Der Sturm „Sabine“ fegte am Montag über die Ludwigsburger Wälder hinweg – es sind deutliche Schäden sichtbar. Dem Sturm sind in nahezu allen Wäldern Bäume zum Opfer gefallen. Nach erster Schätzung geht das Landratsamt von insgesamt etwa 6.500 Festmetern Schadholz aus. Es wird aufgrund der Gefahrenlage davon abgeraten, den Wald in den nächsten Tagen zu betreten.

Wo Sabine mit Wucht auf den Wald getroffen ist, gab es für die Bäume kein Halten mehr. Aufgrund der lokal sehr hohen Windgeschwindigkeiten sind alle Baumarten betroffen, nicht nur die sturmgefährdete Fichte. Auch einzelne alte Eichen oder Buchen hat es getroffen, die nach dem Willen der Förster und Waldbesitzer noch lange hätten stehen bleiben sollen. Eine erste Einschätzung der Schadensituation ergab, dass überwiegend einzelne Bäume umgeworfen oder gebrochen wurden. Flächige Schäden, wie beispielsweise vor 20 Jahren nach dem Orkan Lothar, sind glücklicherweise kaum zu beklagen.

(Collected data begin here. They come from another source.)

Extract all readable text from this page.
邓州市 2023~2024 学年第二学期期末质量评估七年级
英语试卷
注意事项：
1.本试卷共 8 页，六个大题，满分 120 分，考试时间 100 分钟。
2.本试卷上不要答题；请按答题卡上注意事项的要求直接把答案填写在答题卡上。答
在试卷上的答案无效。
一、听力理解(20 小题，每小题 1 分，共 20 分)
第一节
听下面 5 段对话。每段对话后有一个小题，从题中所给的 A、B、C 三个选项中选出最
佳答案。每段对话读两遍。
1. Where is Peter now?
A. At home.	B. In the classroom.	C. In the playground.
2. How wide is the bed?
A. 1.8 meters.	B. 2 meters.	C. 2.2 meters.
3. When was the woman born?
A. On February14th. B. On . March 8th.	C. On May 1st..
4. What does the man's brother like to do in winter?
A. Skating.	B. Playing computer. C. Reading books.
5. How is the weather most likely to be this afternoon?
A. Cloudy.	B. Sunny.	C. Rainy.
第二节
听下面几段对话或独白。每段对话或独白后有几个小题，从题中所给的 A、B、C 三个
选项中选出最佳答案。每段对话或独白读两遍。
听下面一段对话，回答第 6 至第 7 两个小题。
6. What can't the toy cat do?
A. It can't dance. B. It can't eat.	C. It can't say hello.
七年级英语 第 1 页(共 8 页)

Die Bäume liegen natürlich nicht nur innerhalb des Waldes, sondern auch auf Straßen und Wegen. Aktuell arbeiten die im Landkreis tätigen Förster, Forstwirte und Forstunternehmer daran, die Hauptwaldwege wieder zugänglich zu machen und die Zäune der Kulturflächen zu prüfen. „Bis alle Wege tatsächlich wieder begehbar sind, wird es jedoch noch einige Zeit dauern“, meint Dr. Michael Nill, Leiter der Forstbehörde im Landkreis Ludwigsburg. „Ohnehin kann ich momentan allen Bürgerinnen und Bürgern von einem erholsamen Waldspaziergang nur abraten.“ Zwar kann der Wald nach geltender Rechtslage betreten werden, aber auf eigene Gefahr – und die ist momentan sehr hoch, auch noch in den Tagen und Wochen nach dem Sturm. Auch sollten Brennholzkunden, die in den vergangenen Wochen erfolgreich auf Verkaufslose geboten haben, vor der Aufarbeitung im Wald die jeweilige Gefahrenlage sorgsam einschätzen.